Figures from the past three years show Muslim holidays had little impact on attendance, school officials said. Last year, Eid al-Adha fell on a Friday, and 5.56 percent of students were absent, similar to other Fridays. About 6.5 percent of staff was absent, which was fairly typical, they said.

Maryland law designates public school holidays from the Friday before Easter through the Monday afterward and also gives time off for a period surrounding Christmas.

In the 1970s, Montgomery began giving students days off for Yom Kippur and Rosh Hashanah when the holidays fell on school days. “Our understanding is that decision was made for operational reasons,” Montgomery schools spokesman Dana Tofig said.

Forty years later, Muslim leaders say their concern about Islamic holidays goes back a number of years and has increased as the Muslim community has grown and more people have been affected.

In Germantown, May Salloum-Shraim said her teenagers, in 10th and 12 grades, are dedicated students who do not like to miss instruction. “It’s extremely difficult on these kids, and it’s absolutely unfair that they are forced to choose,” she said.

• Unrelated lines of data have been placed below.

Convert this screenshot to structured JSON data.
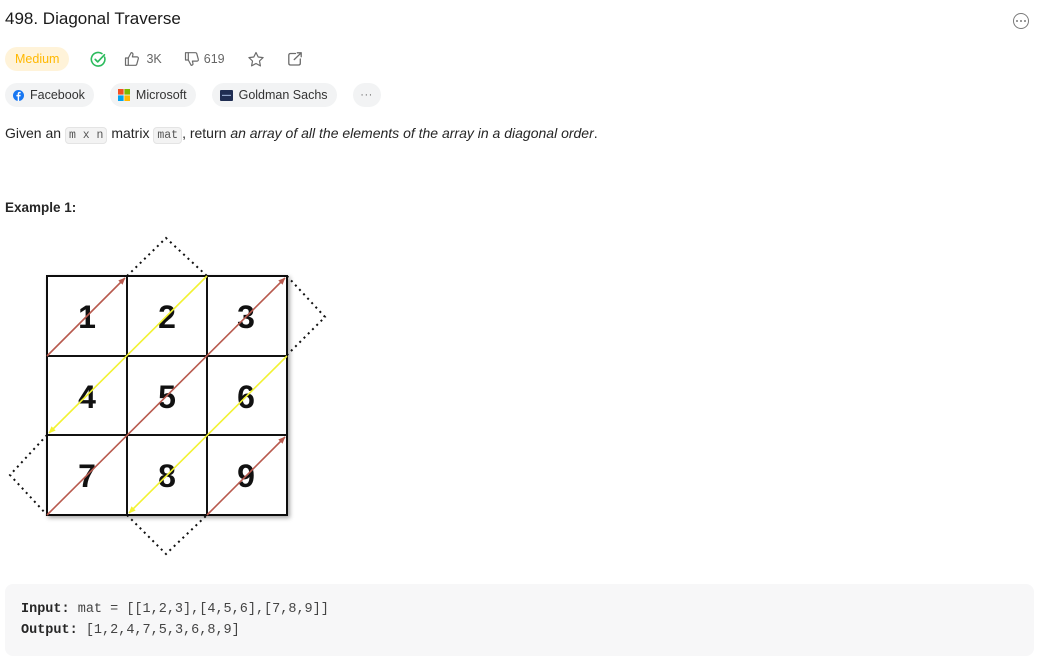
{
  "header": {
    "title": "498. Diagonal Traverse"
  },
  "meta": {
    "difficulty": "Medium",
    "likes": "3K",
    "dislikes": "619",
    "colors": {
      "medium": "#ffb800",
      "solved": "#2cbb5d"
    }
  },
  "companies": [
    {
      "name": "Facebook",
      "icon": "facebook-logo-icon"
    },
    {
      "name": "Microsoft",
      "icon": "microsoft-logo-icon"
    },
    {
      "name": "Goldman Sachs",
      "icon": "goldman-sachs-logo-icon"
    }
  ],
  "more_tags_label": "···",
  "description": {
    "part1": "Given an ",
    "code1": "m x n",
    "part2": " matrix ",
    "code2": "mat",
    "part3": ", return ",
    "emphasis": "an array of all the elements of the array in a diagonal order",
    "part4": "."
  },
  "example": {
    "title": "Example 1:",
    "matrix": [
      [
        "1",
        "2",
        "3"
      ],
      [
        "4",
        "5",
        "6"
      ],
      [
        "7",
        "8",
        "9"
      ]
    ],
    "input_label": "Input:",
    "input_value": "mat = [[1,2,3],[4,5,6],[7,8,9]]",
    "output_label": "Output:",
    "output_value": "[1,2,4,7,5,3,6,8,9]"
  }
}
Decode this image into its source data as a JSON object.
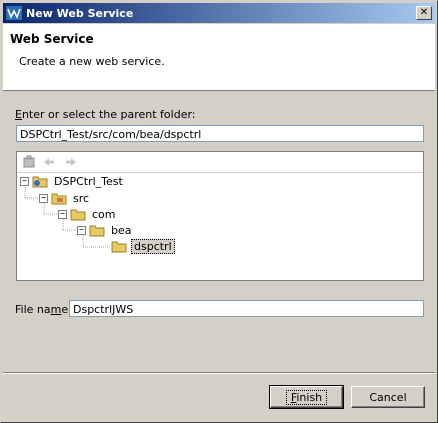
{
  "window": {
    "title": "New Web Service"
  },
  "banner": {
    "title": "Web Service",
    "description": "Create a new web service."
  },
  "folder": {
    "label_pre": "",
    "label_underline": "E",
    "label_post": "nter or select the parent folder:",
    "path_value": "DSPCtrl_Test/src/com/bea/dspctrl"
  },
  "tree": {
    "toolbar_icons": [
      "home-icon",
      "back-icon",
      "forward-icon"
    ],
    "nodes": [
      {
        "label": "DSPCtrl_Test",
        "icon": "project-icon",
        "expanded": true
      },
      {
        "label": "src",
        "icon": "source-folder-icon",
        "expanded": true
      },
      {
        "label": "com",
        "icon": "package-folder-icon",
        "expanded": true
      },
      {
        "label": "bea",
        "icon": "package-folder-icon",
        "expanded": true
      },
      {
        "label": "dspctrl",
        "icon": "package-folder-icon",
        "selected": true
      }
    ]
  },
  "file": {
    "label_pre": "File na",
    "label_underline": "m",
    "label_post": "e:",
    "value": "DspctrlJWS"
  },
  "buttons": {
    "finish_underline": "F",
    "finish_rest": "inish",
    "cancel": "Cancel"
  },
  "colors": {
    "title_gradient_start": "#0a246a",
    "title_gradient_end": "#a6caf0",
    "dialog_bg": "#d4d0c8"
  }
}
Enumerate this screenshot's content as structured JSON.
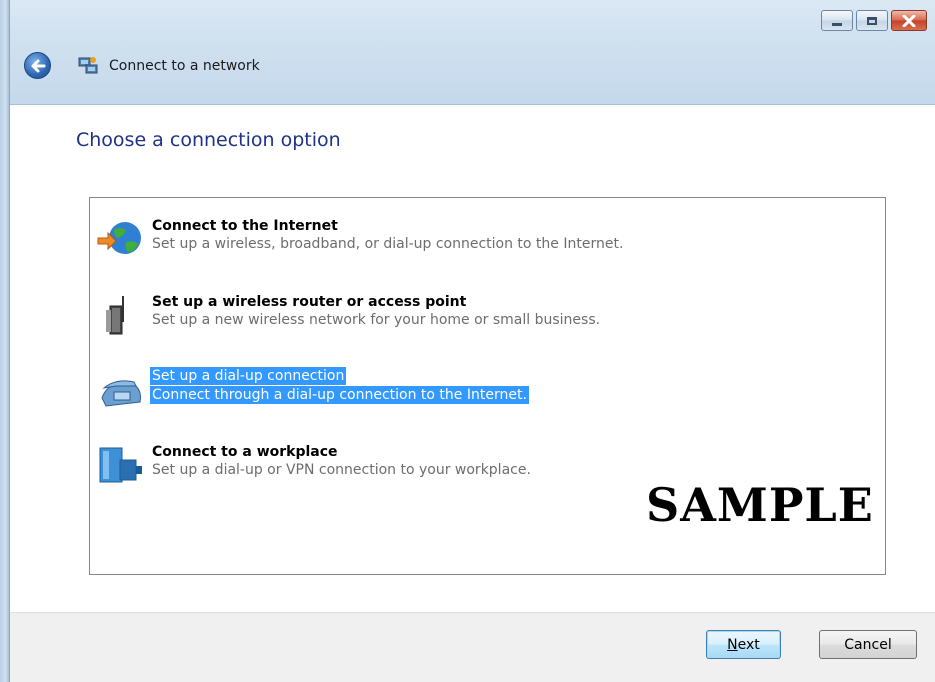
{
  "window": {
    "title": "Connect to a network",
    "caption_buttons": [
      "minimize",
      "maximize",
      "close"
    ]
  },
  "heading": "Choose a connection option",
  "options": [
    {
      "title": "Connect to the Internet",
      "description": "Set up a wireless, broadband, or dial-up connection to the Internet.",
      "icon": "globe-icon",
      "selected": false
    },
    {
      "title": "Set up a wireless router or access point",
      "description": "Set up a new wireless network for your home or small business.",
      "icon": "router-icon",
      "selected": false
    },
    {
      "title": "Set up a dial-up connection",
      "description": "Connect through a dial-up connection to the Internet.",
      "icon": "phone-icon",
      "selected": true
    },
    {
      "title": "Connect to a workplace",
      "description": "Set up a dial-up or VPN connection to your workplace.",
      "icon": "workplace-icon",
      "selected": false
    }
  ],
  "watermark": "SAMPLE",
  "footer": {
    "next_label_underlined": "N",
    "next_label_rest": "ext",
    "cancel_label": "Cancel"
  },
  "colors": {
    "heading": "#1e3287",
    "selection": "#3399ff"
  }
}
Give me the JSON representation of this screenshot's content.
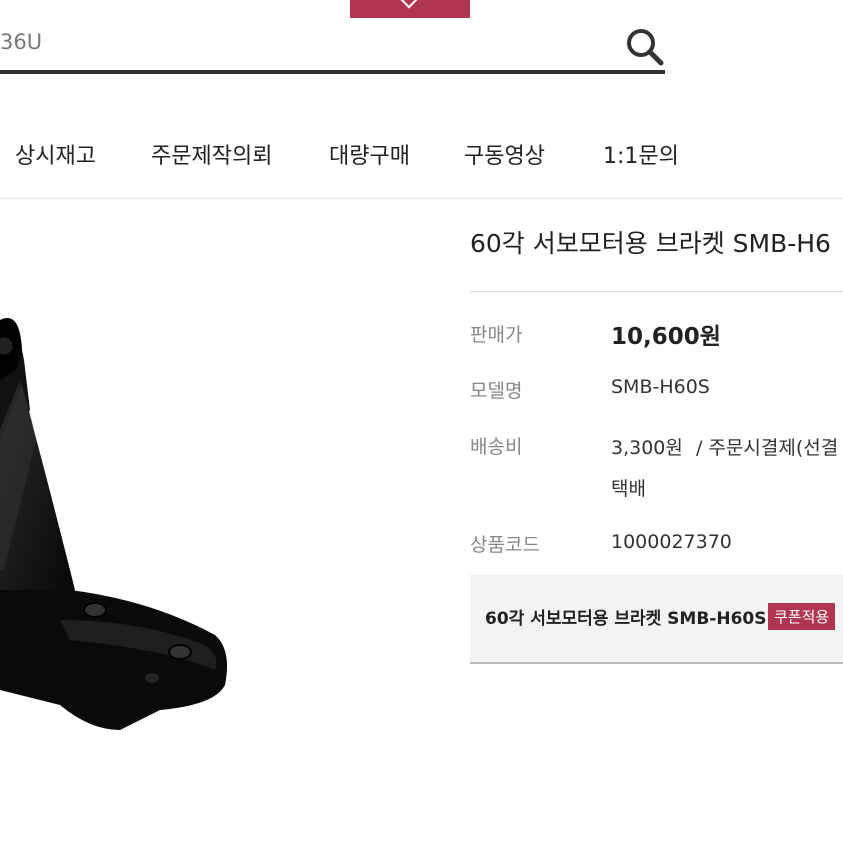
{
  "search": {
    "value": "36U"
  },
  "nav": {
    "items": [
      "상시재고",
      "주문제작의뢰",
      "대량구매",
      "구동영상",
      "1:1문의"
    ]
  },
  "product": {
    "title": "60각 서보모터용 브라켓 SMB-H6",
    "price_label": "판매가",
    "price": "10,600원",
    "model_label": "모델명",
    "model": "SMB-H60S",
    "shipping_label": "배송비",
    "shipping_fee": "3,300원",
    "shipping_method": "/ 주문시결제(선결",
    "shipping_type": "택배",
    "code_label": "상품코드",
    "code": "1000027370"
  },
  "option": {
    "name": "60각 서보모터용 브라켓 SMB-H60S",
    "badge": "쿠폰적용"
  },
  "colors": {
    "accent": "#b2354f",
    "text": "#222222",
    "label": "#888888"
  },
  "icons": {
    "search": "search-icon",
    "top_tab": "chevron-down-icon"
  }
}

Eid al-Adha typically begins with a morning prayer service, she said. Afterward, she said: “Think of it as Christmas. Everything is all about families and happiness and food.”

But some years, she said, her teenagers have rushed from prayer service back to classes.

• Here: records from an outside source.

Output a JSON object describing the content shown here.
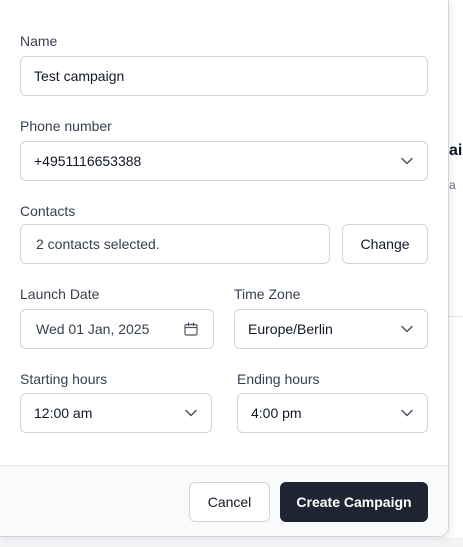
{
  "background": {
    "peek_title": "aig",
    "peek_subtitle": "a"
  },
  "form": {
    "name": {
      "label": "Name",
      "value": "Test campaign"
    },
    "phone": {
      "label": "Phone number",
      "value": "+4951116653388"
    },
    "contacts": {
      "label": "Contacts",
      "value": "2 contacts selected.",
      "change_label": "Change"
    },
    "launch_date": {
      "label": "Launch Date",
      "value": "Wed 01 Jan, 2025"
    },
    "time_zone": {
      "label": "Time Zone",
      "value": "Europe/Berlin"
    },
    "starting_hours": {
      "label": "Starting hours",
      "value": "12:00 am"
    },
    "ending_hours": {
      "label": "Ending hours",
      "value": "4:00 pm"
    }
  },
  "footer": {
    "cancel_label": "Cancel",
    "create_label": "Create Campaign"
  },
  "icons": {
    "select": "chevron-down-icon",
    "date": "calendar-icon"
  },
  "colors": {
    "primary_button": "#1f2432",
    "border": "#d1d5db",
    "label": "#374151",
    "text": "#111827"
  }
}
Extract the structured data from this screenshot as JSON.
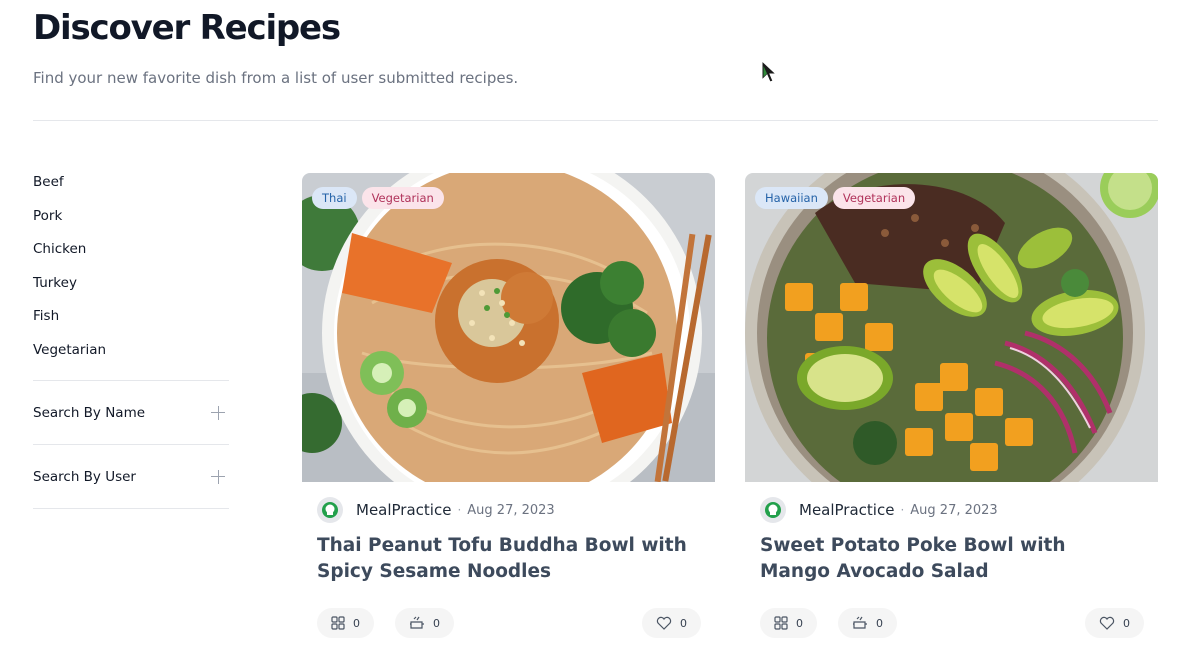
{
  "header": {
    "title": "Discover Recipes",
    "subtitle": "Find your new favorite dish from a list of user submitted recipes."
  },
  "sidebar": {
    "categories": [
      "Beef",
      "Pork",
      "Chicken",
      "Turkey",
      "Fish",
      "Vegetarian"
    ],
    "filters": [
      {
        "label": "Search By Name",
        "icon": "plus-icon"
      },
      {
        "label": "Search By User",
        "icon": "plus-icon"
      }
    ]
  },
  "recipes": [
    {
      "title": "Thai Peanut Tofu Buddha Bowl with Spicy Sesame Noodles",
      "tags": [
        "Thai",
        "Vegetarian"
      ],
      "author": "MealPractice",
      "date": "Aug 27, 2023",
      "saves": "0",
      "cooks": "0",
      "likes": "0"
    },
    {
      "title": "Sweet Potato Poke Bowl with Mango Avocado Salad",
      "tags": [
        "Hawaiian",
        "Vegetarian"
      ],
      "author": "MealPractice",
      "date": "Aug 27, 2023",
      "saves": "0",
      "cooks": "0",
      "likes": "0"
    }
  ],
  "colors": {
    "tag_region_bg": "#dbe7f7",
    "tag_region_text": "#2563a8",
    "tag_diet_bg": "#fbe4ea",
    "tag_diet_text": "#b0325a",
    "avatar_accent": "#22a04b"
  }
}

Her daughter, Hannah, says she worries about missing math and her AP government class. This year, she is on the high school tennis team and will miss a match scheduled on the Muslim holiday.

She also will return to school the next morning to face the PSAT exam, a national standardized test given in advance of the SAT college entrance exam.

“This is an important exam,” says her mother. Muslim students will be celebrating their holiday and “thinking in the back of their head, ‘I need to get my sleep.’ ”

Muslim leaders take issue with the county’s focus on absenteeism as the standard for an official day off. They say they have never been told how much absenteeism would be enough to qualify, and that Christian and Jewish holidays have not been put to the same test.

“We think it’s not right when there are different standards for different people,” Ali said.

Fairness questions resonate with many non-Muslims.

Kari Parsons, pastor of Christ the Servant Lutheran Church in Montgomery Village, said her church’s governing council was asked to take a position — and a majority voted to support the Muslim holiday effort. There are school holidays for other religions, and the Muslim community is large, she said. “It seemed fair,” she said.

Like Montgomery, other school systems in the Washington region — Fairfax, Loudoun, Prince George’s, Prince William and Arlington counties and the D.C. Public Schools — do not give students Muslim holidays off. But officials say students who miss school to observe religious holidays are excused.

Organizers point out that some school systems — in New Jersey, Vermont and Michigan, for example — give students at least one Muslim holiday off.

In Damascus, Hwaida Hassanein, 41, a mother of four, said she faced the same issue when she grew up in Montgomery and now confronts it again with her children. She intends to keep her two youngest, who attend Montgomery schools, home for Eid al-Adha. “They don’t get any other chance for this,” she said. “To me, it’s the religion and the tradition. This is what my grandmother did.”

As she talked, her mother, Mimi Hassanein, a longtime activist, said she hoped for change in time for the next generation. “I don’t want my grandchildren to have this issue when they have their children,” she said.